Whether your business employs several hundred employees or just a few, as an owner you need to provide safeguards against interpersonal problems. You should employ strong workplace practices that will reduce your liability in case a worker makes claims against either peers or supervisors. These steps and procedures can help your employees feel safe on the job site or in the office.
To start, outline job procedure expectations so that they become clear to every single employee. Make these guidelines uniform other than where they must deviate as they pertain to different job areas; that is, avoid gray areas. Conduct expectations should be consistent on every level of the organizational chart. Develop a policy manual that details performance and behavioral expectations and consequences for those who do not follow them — both company-specific and legal ones.
Workers need to know that their coworkers will stay focused on the job at hand—not just so that everyone shares the load, but so that an individual’s actions do not jeopardize the safety of others.
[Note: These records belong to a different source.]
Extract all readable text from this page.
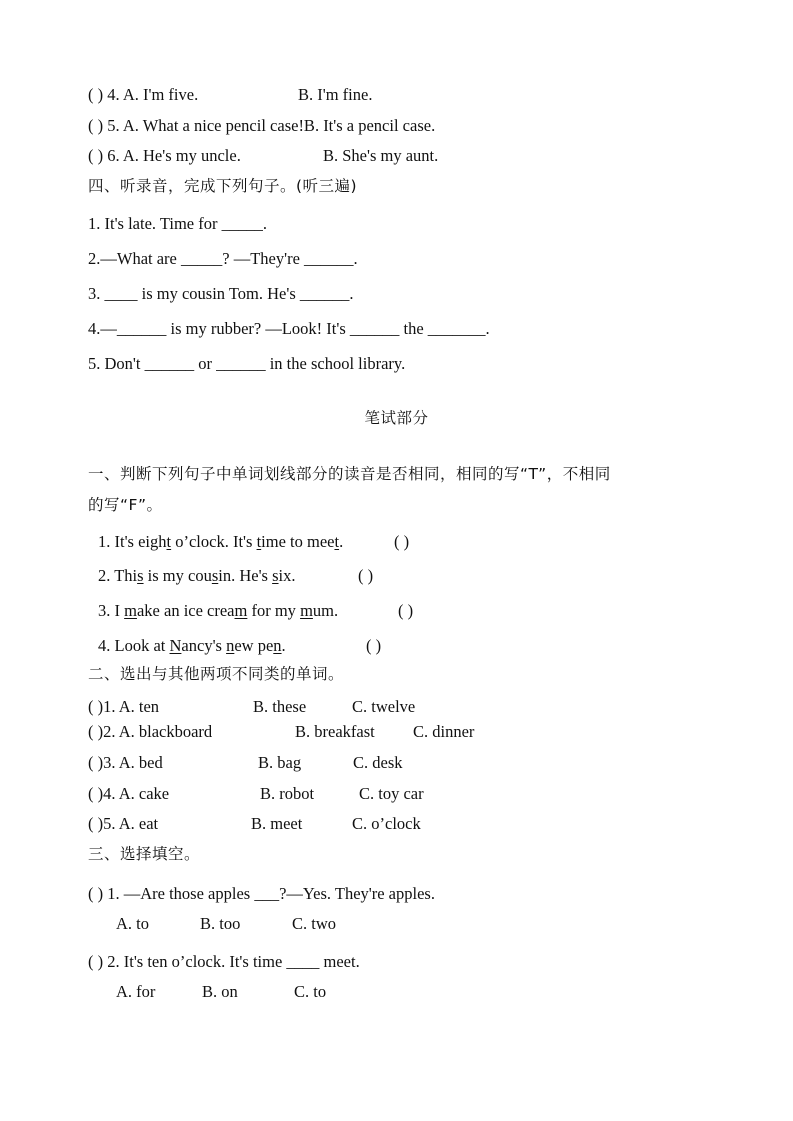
( ) 4. A. I'm five.	B. I'm fine.
( ) 5. A. What a nice pencil case!B. It's a pencil case.
( ) 6. A. He's my uncle.	B. She's my aunt.
四、听录音，完成下列句子。(听三遍)
1. It's late. Time for _____.
2.—What are _____? —They're ______.
3. ____ is my cousin Tom. He's ______.
4.—______ is my rubber? —Look! It's ______ the _______.
5. Don't ______ or ______ in the school library.
笔试部分
一、判断下列句子中单词划线部分的读音是否相同，相同的写“T”，不相同
的写“F”。
1. It's eight o’clock. It's time to meet.	( )
2. This is my cousin. He's six.	( )
3. I make an ice cream for my mum.	( )
4. Look at Nancy's new pen.	( )
二、选出与其他两项不同类的单词。
( )1. A. ten	B. these	C. twelve
( )2. A. blackboard	B. breakfast C. dinner
( )3. A. bed	B. bag	C. desk
( )4. A. cake	B. robot	C. toy car
( )5. A. eat	B. meet	C. o’clock
三、选择填空。
( ) 1. —Are those apples ___?—Yes. They're apples.
A. to	B. too	C. two
( ) 2. It's ten o’clock. It's time ____ meet.
A. for	B. on	C. to
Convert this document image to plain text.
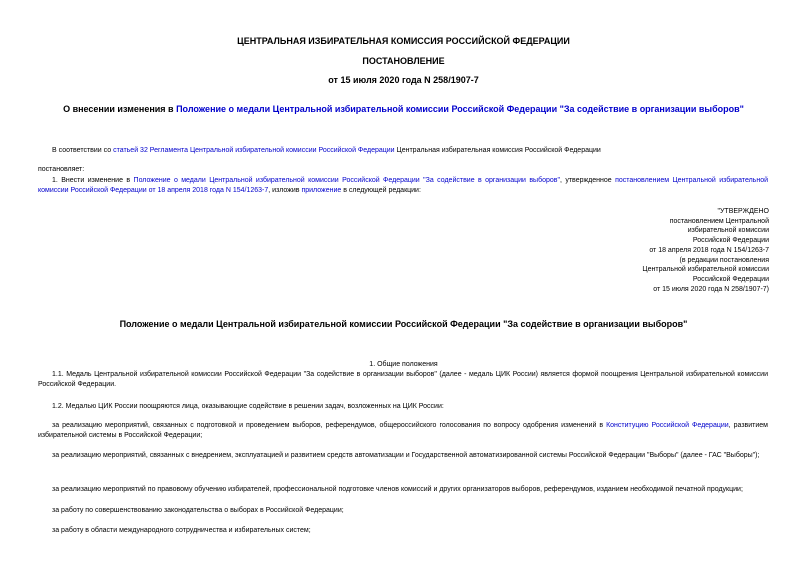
ЦЕНТРАЛЬНАЯ ИЗБИРАТЕЛЬНАЯ КОМИССИЯ РОССИЙСКОЙ ФЕДЕРАЦИИ
ПОСТАНОВЛЕНИЕ
от 15 июля 2020 года N 258/1907-7
О внесении изменения в Положение о медали Центральной избирательной комиссии Российской Федерации "За содействие в организации выборов"

В соответствии со статьей 32 Регламента Центральной избирательной комиссии Российской Федерации Центральная избирательная комиссия Российской Федерации

постановляет:

1. Внести изменение в Положение о медали Центральной избирательной комиссии Российской Федерации "За содействие в организации выборов", утвержденное постановлением Центральной избирательной комиссии Российской Федерации от 18 апреля 2018 года N 154/1263-7, изложив приложение в следующей редакции:

"УТВЕРЖДЕНО
постановлением Центральной
избирательной комиссии
Российской Федерации
от 18 апреля 2018 года N 154/1263-7
(в редакции постановления
Центральной избирательной комиссии
Российской Федерации
от 15 июля 2020 года N 258/1907-7)
Положение о медали Центральной избирательной комиссии Российской Федерации "За содействие в организации выборов"

1. Общие положения

1.1. Медаль Центральной избирательной комиссии Российской Федерации "За содействие в организации выборов" (далее - медаль ЦИК России) является формой поощрения Центральной избирательной комиссии Российской Федерации.

1.2. Медалью ЦИК России поощряются лица, оказывающие содействие в решении задач, возложенных на ЦИК России:

за реализацию мероприятий, связанных с подготовкой и проведением выборов, референдумов, общероссийского голосования по вопросу одобрения изменений в Конституцию Российской Федерации, развитием избирательной системы в Российской Федерации;

за реализацию мероприятий, связанных с внедрением, эксплуатацией и развитием средств автоматизации и Государственной автоматизированной системы Российской Федерации "Выборы" (далее - ГАС "Выборы");

за реализацию мероприятий по правовому обучению избирателей, профессиональной подготовке членов комиссий и других организаторов выборов, референдумов, изданием необходимой печатной продукции;

за работу по совершенствованию законодательства о выборах в Российской Федерации;

за работу в области международного сотрудничества и избирательных систем;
An alcohol or drug-impaired coworker may perform poorly and can make dangerous decisions on the job. Initiating a for cause drug testing Pennsylvania program will bring peace of mind to all workers, other than those who would choose to violate substance abuse guidelines.
The manuals you produce mean little if they lead to information overload; some handbooks can become quite dense when they necessarily must cover every legal scenario that can crop up at a job — from sexual harassment incidences to performance negligence. Providing concrete training can reinforce the message and add an extra measure of liability protection.
As a business owner, you value every single employee. Initiating proactive measures regarding their safety and emotional security can go a long way to ensuring they feel supported in the workplace.